There is no such thing as stability anymore
Well, some see it that way some times at least, no one more so than younger people. Millennials have grown up in a world of boom and bust. With economic bubbles popping in the 80s, 90s, and 00s, due to financial crashes, stock crashes, and the subprime housing fiasco. Boomers might have experienced the phenomena of one job for life, but that concept is alien to younger generations. They are used to, and even expect to leap from job to job, and the world is not so stable. That outlook is more comfortable dealing with the volatility nature of bitcoin. If economic forces have appeared to have failed so many people, why not try something new such as a decentralised monetary system?
Younger people are okay with higher levels of risk
Younger people have a higher tolerance to risk than older generations. This goes beyond ways of thinking, environment, and technology – young people are genetically prone to take more risks. Bitcoin’s behaviour over the past couple of years has been one of peaks and troughs. It has made those lucky enough to get in early become millionaires – who wouldn’t be attracted by that? Yet, bitcoin is also viewed by some as too risky to get involved with. However if you combine a comfort with technology, a loss of faith in the current system, with a dash of risk, you have the recipe for a captive audience. This attitude fits with the make money quickly mentally that spills over into areas such as bitcoin casino, lotteries, freelancing, building an app to take over the world. This mind set of getting it done yesterday requires a certain level of risk-taking.
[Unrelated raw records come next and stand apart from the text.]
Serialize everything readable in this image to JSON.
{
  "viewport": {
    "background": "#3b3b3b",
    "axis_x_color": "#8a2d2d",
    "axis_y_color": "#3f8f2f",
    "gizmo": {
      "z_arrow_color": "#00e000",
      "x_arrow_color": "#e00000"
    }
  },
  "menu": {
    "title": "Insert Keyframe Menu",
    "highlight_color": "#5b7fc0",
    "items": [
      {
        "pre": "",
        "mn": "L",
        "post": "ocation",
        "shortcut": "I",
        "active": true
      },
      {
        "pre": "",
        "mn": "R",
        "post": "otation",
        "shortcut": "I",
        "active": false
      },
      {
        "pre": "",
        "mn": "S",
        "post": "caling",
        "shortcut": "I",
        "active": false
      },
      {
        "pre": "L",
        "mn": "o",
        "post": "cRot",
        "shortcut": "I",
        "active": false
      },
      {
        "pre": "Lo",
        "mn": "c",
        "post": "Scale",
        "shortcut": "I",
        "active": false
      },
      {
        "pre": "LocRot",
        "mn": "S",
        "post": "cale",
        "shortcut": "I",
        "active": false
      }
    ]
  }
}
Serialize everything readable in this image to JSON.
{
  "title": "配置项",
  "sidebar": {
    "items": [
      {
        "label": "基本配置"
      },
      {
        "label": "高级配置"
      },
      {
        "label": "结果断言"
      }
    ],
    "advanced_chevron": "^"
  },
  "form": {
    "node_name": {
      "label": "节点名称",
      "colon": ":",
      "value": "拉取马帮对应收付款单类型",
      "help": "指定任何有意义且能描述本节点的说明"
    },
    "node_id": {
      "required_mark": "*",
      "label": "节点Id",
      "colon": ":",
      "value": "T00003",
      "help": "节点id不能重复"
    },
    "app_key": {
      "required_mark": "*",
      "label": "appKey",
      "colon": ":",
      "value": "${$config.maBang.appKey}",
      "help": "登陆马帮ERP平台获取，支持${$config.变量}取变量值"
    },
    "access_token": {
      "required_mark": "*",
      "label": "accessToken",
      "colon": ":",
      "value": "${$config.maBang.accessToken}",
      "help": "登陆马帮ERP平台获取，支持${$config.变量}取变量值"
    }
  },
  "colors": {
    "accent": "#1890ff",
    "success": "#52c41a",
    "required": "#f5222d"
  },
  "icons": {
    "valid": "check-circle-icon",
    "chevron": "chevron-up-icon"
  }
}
After that, we are not saying that young people don’t buy stocks and bonds. Or that older people run for the hills at the word blockchain. It’s just that millennials and younger people are perfectly positioned to invest and use bitcoin. Savvy investors know the value of diversifying, and young people connect with bitcoin, and what the blockchain revolution has to offer. They are just as happy setting aside a portion of their money to buy a few bits. And why not? Bitcoin might be worth a million dollars one day. Then again, it might bottom out. But so could any other stock or bond out there. But, if investors aren’t in the game they will certainly miss any booms.